Wednesday, December 21, 2011

Don't Know Whether to Laugh or Cry

Or, to just kill myself since my brain has been changed.

Please take a moment to read through this infographic produced by AssistedLivingToday.com.

By the time you get to the end of it you'll be ready to throw away your iPhone, rent your clothes and run screaming to your Kaczynski cabin in the woods.

Then again, you might re-read it and say to yourself, what cockamamie Luddite BS is this?

Here's just one: Social causes you to forget things. That factoid is about a 1/3 of the way down. You know what? I can't remember 1/10th of the phone numbers I once kept in my head. I did that because it was a pain in the ass to pull out the paper list I kept in my wallet or Franklin DayPlanner of media outlets.

You know why I don't know them now? Not because social media rewired my brain. Because the cell phone stores more numbers for me and I just have to punch them up without needing to them.

Jezz -- I don't remember how to churn milk into butter and I can't do that today. Oh my God (certainly not OMG -- that would be another ill effect of social media) how will I function?
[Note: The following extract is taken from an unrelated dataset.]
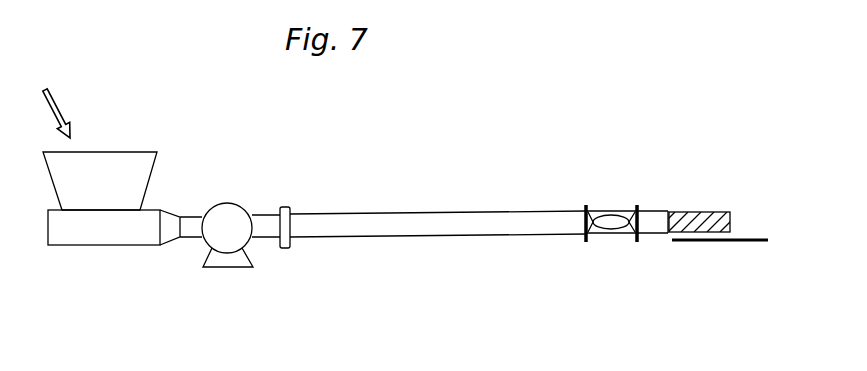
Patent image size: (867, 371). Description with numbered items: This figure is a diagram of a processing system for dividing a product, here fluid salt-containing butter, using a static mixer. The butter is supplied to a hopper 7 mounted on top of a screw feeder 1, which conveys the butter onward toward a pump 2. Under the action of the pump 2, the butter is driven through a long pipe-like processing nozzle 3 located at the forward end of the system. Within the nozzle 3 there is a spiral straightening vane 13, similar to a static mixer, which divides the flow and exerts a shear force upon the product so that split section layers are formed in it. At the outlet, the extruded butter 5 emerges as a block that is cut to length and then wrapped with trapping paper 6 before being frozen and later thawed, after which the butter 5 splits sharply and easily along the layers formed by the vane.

I'll go to the grocery store and buy butter. Cause it's more efficient. And cheaper. And . . . gasp . . . MODERN.

Sadly, I'm sure more than a few people will believe this stuff.

BTW, if your attention span was really down to five seconds, you would have never made it down to this point to actually get the link to the story.

Wonder if these same folks are still worried about The Red Menace. Maybe that is behind this eeeeeevil plot.

Hey, Gran Torino, get off my internet.